Il personaggio di Mieko viene delineato ancor meglio nel secondo capitolo, Masugami o Capelli sciolti, e risulta ambiguo: ella si comporta come una donna compita e accomodante («si poteva dire che […] si fosse attenuta scrupolosamente all’etica femminile dell’antico Giappone feudale.» ¹), ma quando a guidarla è il suo spirito vendicativo, unito ai poteri di possessione, assume un atteggiamento determinato, tipico sia delle moga, sia delle donne delle maschere del : «[Mieko] è come l’acqua di un lago di montagna che sotto una superficie tranquilla scorre turbolenta sul fondo verso una cascata: calma e immobile ha la forza di far sì che ciò che ha in animo si muova esattamente nella direzione voluta. Insomma, come le donne di quelle maschere del . Dentro di lei sono compressi una quantità di segreti.» 2
Il rapporto tra la signora Toganoo e la nuora è equivoco, tant’è che i due amici Ibuki e Mikame arrivano a ipotizzare che il loro attaccamento morboso sia dovuto a una relazione omosessuale, per via del ruolo di medium di Yasuko.
La scrittrice è riuscita a rendere affascinanti tutti quegli aspetti dell’atteggiamento umano che vengono solitamente ammantati di negatività: la vendetta, il piacere sessuale, l’occulto, il tradimento.
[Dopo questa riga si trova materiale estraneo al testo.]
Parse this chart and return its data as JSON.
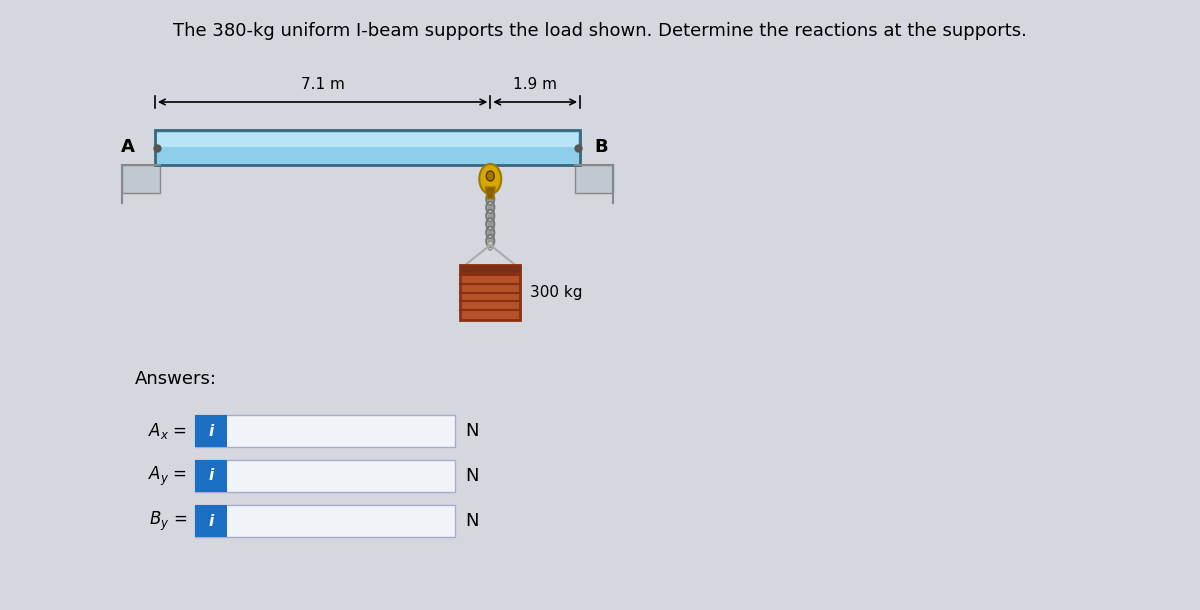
{
  "title": "The 380-kg uniform I-beam supports the load shown. Determine the reactions at the supports.",
  "title_fontsize": 13,
  "bg_color": "#d4d8de",
  "beam_color": "#8dcfea",
  "beam_border_color": "#3a6680",
  "dim_71": "7.1 m",
  "dim_19": "1.9 m",
  "load_label": "300 kg",
  "answers_label": "Answers:",
  "ax_label": "A_x =",
  "ay_label": "A_y =",
  "by_label": "B_y =",
  "unit": "N",
  "input_box_color": "#f0f4f8",
  "input_btn_color": "#1a6fc4",
  "input_btn_text": "i",
  "support_color": "#c0c8d0",
  "load_box_color": "#b5522a",
  "load_stripe_color": "#8a3010",
  "rope_color": "#888888",
  "hook_color": "#d4a800",
  "hook_dark": "#a07800",
  "pin_color": "#555555"
}
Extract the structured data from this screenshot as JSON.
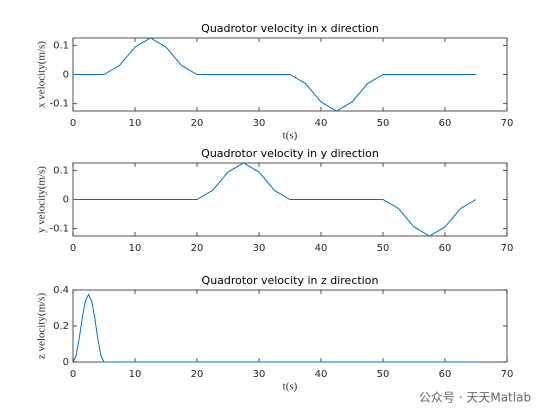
{
  "chart_data": [
    {
      "type": "line",
      "title": "Quadrotor velocity in x direction",
      "ylabel": "x velocity(m/s)",
      "xlabel": "t(s)",
      "color": "#0072bd",
      "x": [
        0,
        2.5,
        5,
        7.5,
        10,
        12.5,
        15,
        17.5,
        20,
        22.5,
        25,
        27.5,
        30,
        32.5,
        35,
        37.5,
        40,
        42.5,
        45,
        47.5,
        50,
        52.5,
        55,
        57.5,
        60,
        62.5,
        65
      ],
      "values": [
        0,
        0,
        0,
        0.031,
        0.094,
        0.125,
        0.094,
        0.031,
        0,
        0,
        0,
        0,
        0,
        0,
        0,
        -0.031,
        -0.094,
        -0.125,
        -0.094,
        -0.031,
        0,
        0,
        0,
        0,
        0,
        0,
        0
      ],
      "xlim": [
        0,
        70
      ],
      "xticks": [
        0,
        10,
        20,
        30,
        40,
        50,
        60,
        70
      ],
      "ylim": [
        -0.125,
        0.125
      ],
      "yticks": [
        -0.1,
        0,
        0.1
      ]
    },
    {
      "type": "line",
      "title": "Quadrotor velocity in y direction",
      "ylabel": "y velocity(m/s)",
      "color": "#0072bd",
      "x": [
        0,
        2.5,
        5,
        7.5,
        10,
        12.5,
        15,
        17.5,
        20,
        22.5,
        25,
        27.5,
        30,
        32.5,
        35,
        37.5,
        40,
        42.5,
        45,
        47.5,
        50,
        52.5,
        55,
        57.5,
        60,
        62.5,
        65
      ],
      "values": [
        0,
        0,
        0,
        0,
        0,
        0,
        0,
        0,
        0,
        0.031,
        0.094,
        0.125,
        0.094,
        0.031,
        0,
        0,
        0,
        0,
        0,
        0,
        0,
        -0.031,
        -0.094,
        -0.125,
        -0.094,
        -0.031,
        0
      ],
      "xlim": [
        0,
        70
      ],
      "xticks": [
        0,
        10,
        20,
        30,
        40,
        50,
        60,
        70
      ],
      "ylim": [
        -0.125,
        0.125
      ],
      "yticks": [
        -0.1,
        0,
        0.1
      ]
    },
    {
      "type": "line",
      "title": "Quadrotor velocity in z direction",
      "ylabel": "z velocity(m/s)",
      "xlabel": "t(s)",
      "color": "#0072bd",
      "x": [
        0,
        0.5,
        1,
        1.5,
        2,
        2.5,
        3,
        3.5,
        4,
        4.5,
        5,
        10,
        15,
        20,
        25,
        30,
        35,
        40,
        45,
        50,
        55,
        60,
        65
      ],
      "values": [
        0,
        0.036,
        0.13,
        0.246,
        0.34,
        0.375,
        0.34,
        0.246,
        0.13,
        0.036,
        0,
        0,
        0,
        0,
        0,
        0,
        0,
        0,
        0,
        0,
        0,
        0,
        0
      ],
      "xlim": [
        0,
        70
      ],
      "xticks": [
        0,
        10,
        20,
        30,
        40,
        50,
        60,
        70
      ],
      "ylim": [
        0,
        0.4
      ],
      "yticks": [
        0,
        0.2,
        0.4
      ]
    }
  ],
  "watermark": "公众号 · 天天Matlab"
}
Il romanzo, come suggerisce il titolo del terzo capitolo, si chiude con la maschera Fukai, caratterizzata da un pallore giallastro e le guance incavate, l’unica in grado di comprendere la sofferenza di Mieko per la morte dei figli e l’odiosa macchinazione che aveva nascosto dentro di sé per tanto tempo, giù nel profondo della sua anima, come fosse un pozzo profondo.
Nel romanzo, può suscitare una certa curiosità la concezione del dolore. Ad affliggere le due protagoniste non è il ricordo del parto gemellare della signora Mieko, che diede alla luce Akio e Harume (in Giappone, quella dei gemelli, era considerata dai più superstiziosi come una gravidanza bestiale, infatti si ricorreva all’espressione chikusho-bara, che significa “pancia di animale”); non sono gli aborti e nemmeno la morte di Harume, a cui si accenna brevemente.
Il dolore è quello inflitto dagli uomini con i tradimenti e le continue coercizioni; tale sofferenza porta le donne a sfruttare il contatto con le forze occulte per vendicarsi dei torti subiti.

Il filo conduttore del romanzo è il legame che unisce le donne di tutti i secoli. Ibuki e Mikame parlano, nell’ultimo capitolo, dei segreti delle donne : « Per essere certi che quelli generati dalle donne fossero sicuramente figli loro, per millenni gli uomini hanno fatto cose incredibili: hanno considerato un crimine o un peccato l’adulterio, hanno inventato le cinture di castità, ma alla fine non sono riusciti a carpire neppure uno dei segreti femminili. Anche il sadico malanimo di Buddha o di Cristo verso la donna non è stato altro che un tentativo di sottomettere un avversario col quale non potevano competere». 3

1, 2, 3: Enchi Fumiko, Maschere di donna, 1999, Marsilio Editori, Venezia (rispettivamente pp. 133, 70, 131, 179).

5 Commenti

Aggiungi
  1. Anonimo

    “non era mai stata una donna arrendevole, come avrebbe desiderato un qualunque uomo d’epoca Heian (sorge spontanea la domanda: solo di epoca Heian?).”

    Purtroppo temo proprio che questo desiderio maschile non sia limitato all’epoca Heian!
    Interessante questa recensione, chissà che un giorno non mi lasci conquistare anch’io dalla letteratura giapponese!

    Chiara (cava)

  2. Sara

    Ciao! Grazie per il commento, sono contenta che abbia apprezzato l’articolo.
    Questo libro offre ottimi spunti di riflessione proprio perché tutt’oggi ci troviamo di fronte a situazioni in cui il ruolo della donna è sì cambiato, ma solo in parte e per alcuni aspetti in maniera superficiale.

    Cercherò di persuaderti con quest’altro passo:
    “Così come esiste un archetipo muliebre amato dagli uomini attraverso i secoli, nello stesso modo vi deve essere un genere di donna da essi eternamente temuto, possibile proiezione dei mali insiti nella natura maschile”.